Question: Have you ever felt annoyed at a restaurant when your bill arrived with a mandated tip, thus removing your (monetary) ability to comment on the service? If so, that’s about how governments act vis-à-vis travel costs for Canadians when governments prevent full competition that would reduce prices.
For example, consider a trip the average Canadian family might take this holiday season.
After getting your kids out of bed early one morning, the taxi that your family takes to the airport is pricey. That’s because cities across Canada limit the number of cabs that can operate.
That’s great for taxi companies, which have a licence to print money. But it’s not good for travellers who must pay inflated cab fares. Nor, for that matter, is it positive for immigrant workers who see only a small chunk of the fare, in part because their employment and entrepreneurial options are held hostage to the quasi-monopolistic companies that exist courtesy of city governments.
The Canadian approach is in contrast to the trend noted in a 2007 OECD report whereby increasing numbers of OECD countries have removed or loosened supply restrictions on taxis. The OECD noted such reforms have been strongly positive with the benefits including “reduced waiting times, increased consumer satisfaction and, in many cases, falling prices.”
That is only one example of how consumers face higher travel costs due to government policy. It hardly ends there.
When a family arrives at the airport, the plane tickets they will use were costly to buy courtesy of how the federal government favours so-called domestic airlines, a policy that restricts competition and boosts the cost of air travel.
In Canada, due to government policy, “foreign” airlines cannot pick up and drop off passengers solely within Canada. (Only domestic airlines can do that.)
For example, some French carrier can pick up passengers in Vancouver and Toronto and fly them on to Paris. What that carrier cannot do is pick up a passenger in Vancouver and drop her off in Toronto. If the French airline could, it would add extra competition on that route and also lower prices.
The Canadian restriction is in distinct contrast to the practice in Europe, where the European Union first opened up its air travel market to competition in 1992, with full liberalization as of 1997. Ever since, carriers can pick up and drop off passengers anywhere, regardless of the airline’s home country. French carriers are not restricted to just France nor German carriers to just Germany and so forth.
The result is that “Prices have fallen dramatically, in particular on the most popular routes,” notes the European Commission-Mobility and Transport, the agency tasked with overseeing transportation in the European Union.
Lower prices are only part of the benefit. In Europe, even less-popular routes, the ones between smaller cities, benefit from the EU’s open-skies policy. Between 1992 and 2009, the number of cities served with more than two competitors increased by 310 per cent.

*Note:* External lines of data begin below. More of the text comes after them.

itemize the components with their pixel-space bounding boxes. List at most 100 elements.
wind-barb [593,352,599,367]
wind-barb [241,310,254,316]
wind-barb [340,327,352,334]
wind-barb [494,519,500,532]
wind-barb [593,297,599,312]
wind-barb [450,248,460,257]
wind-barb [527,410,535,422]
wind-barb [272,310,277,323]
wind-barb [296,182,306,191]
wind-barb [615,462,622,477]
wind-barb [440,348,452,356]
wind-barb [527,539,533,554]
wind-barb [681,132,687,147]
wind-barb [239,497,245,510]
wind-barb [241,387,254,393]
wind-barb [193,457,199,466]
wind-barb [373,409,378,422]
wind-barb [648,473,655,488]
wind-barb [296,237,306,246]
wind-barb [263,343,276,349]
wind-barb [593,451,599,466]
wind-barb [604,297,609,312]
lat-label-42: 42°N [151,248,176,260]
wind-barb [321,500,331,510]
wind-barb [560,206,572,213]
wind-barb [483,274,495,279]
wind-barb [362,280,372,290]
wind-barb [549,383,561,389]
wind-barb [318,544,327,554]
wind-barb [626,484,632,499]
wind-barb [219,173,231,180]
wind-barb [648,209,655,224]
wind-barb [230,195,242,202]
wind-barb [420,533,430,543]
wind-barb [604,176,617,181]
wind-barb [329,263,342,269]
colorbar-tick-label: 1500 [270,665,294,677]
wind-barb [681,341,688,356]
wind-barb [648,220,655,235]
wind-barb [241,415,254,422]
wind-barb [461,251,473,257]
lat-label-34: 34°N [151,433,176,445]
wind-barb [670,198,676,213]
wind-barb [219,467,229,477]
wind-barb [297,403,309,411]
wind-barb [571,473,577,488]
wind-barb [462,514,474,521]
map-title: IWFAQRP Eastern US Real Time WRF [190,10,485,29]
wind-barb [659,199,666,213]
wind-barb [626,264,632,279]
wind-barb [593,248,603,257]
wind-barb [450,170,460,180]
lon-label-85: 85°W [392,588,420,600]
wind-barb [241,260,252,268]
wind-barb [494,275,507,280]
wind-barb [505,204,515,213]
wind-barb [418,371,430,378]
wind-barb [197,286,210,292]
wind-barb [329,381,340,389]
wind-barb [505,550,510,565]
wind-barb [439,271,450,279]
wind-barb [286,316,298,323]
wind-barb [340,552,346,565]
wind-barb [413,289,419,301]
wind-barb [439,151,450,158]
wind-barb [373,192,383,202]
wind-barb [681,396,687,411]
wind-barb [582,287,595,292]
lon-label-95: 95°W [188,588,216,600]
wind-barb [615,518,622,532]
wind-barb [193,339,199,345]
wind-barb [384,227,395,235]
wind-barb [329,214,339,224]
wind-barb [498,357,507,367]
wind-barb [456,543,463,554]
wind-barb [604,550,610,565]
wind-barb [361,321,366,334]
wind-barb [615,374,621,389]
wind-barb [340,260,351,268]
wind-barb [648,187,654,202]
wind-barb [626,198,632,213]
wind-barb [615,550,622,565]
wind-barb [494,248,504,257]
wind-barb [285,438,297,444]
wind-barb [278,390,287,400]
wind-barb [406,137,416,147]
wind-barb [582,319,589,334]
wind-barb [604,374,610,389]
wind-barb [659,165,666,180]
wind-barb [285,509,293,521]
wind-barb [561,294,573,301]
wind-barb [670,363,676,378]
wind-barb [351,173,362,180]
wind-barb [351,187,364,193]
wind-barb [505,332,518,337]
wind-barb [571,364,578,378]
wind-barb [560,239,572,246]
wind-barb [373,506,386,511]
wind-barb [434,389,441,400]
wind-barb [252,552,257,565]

“European policy has profoundly transformed the air transport industry” brags the European Commission: “Consumers, airlines, airports and employees have all benefited, as this policy has led to more activity, new routes and airports, greater choice, low prices and an increased overall quality of service.”
Beyond the taxi and airline markets, consider one last restrictive government policy in Canada that will affect your vacation: restrictions on the value of goods that you can bring back into Canada before you must pay taxes and duties.
Back in June, the federal government upped, finally, the value of goods Canadians can bring back into Canada. The upper limit is now $800 worth of goods after seven days outside the country.
That was positive for consumers. However, that exemption still doesn’t apply to beer, wine and spirits. After all, Ottawa and the provinces still want their pound of duty and tax “flesh.”
Returning travellers can only bring back two bottles of wine, or 24 cans of beer, or one bottle of the hard stuff. Depending on your tastes and budget, that means you might import perhaps $10 or $50 worth of such beverages. Bring back more than the allowed volume and you’ll be dinged at the border with some Grinch-like provincial and federal taxes (and more minor duties).
That restriction, no doubt, is to protect government liquor stores in many provinces and provincial government revenues in general.
But along with municipal restrictions on the number of taxis, and federal anti-competition policy on airlines, it’s just another way Canadian governments make our holidays more expensive.
Mark Milke is a senior fellow with the Fraser Institute.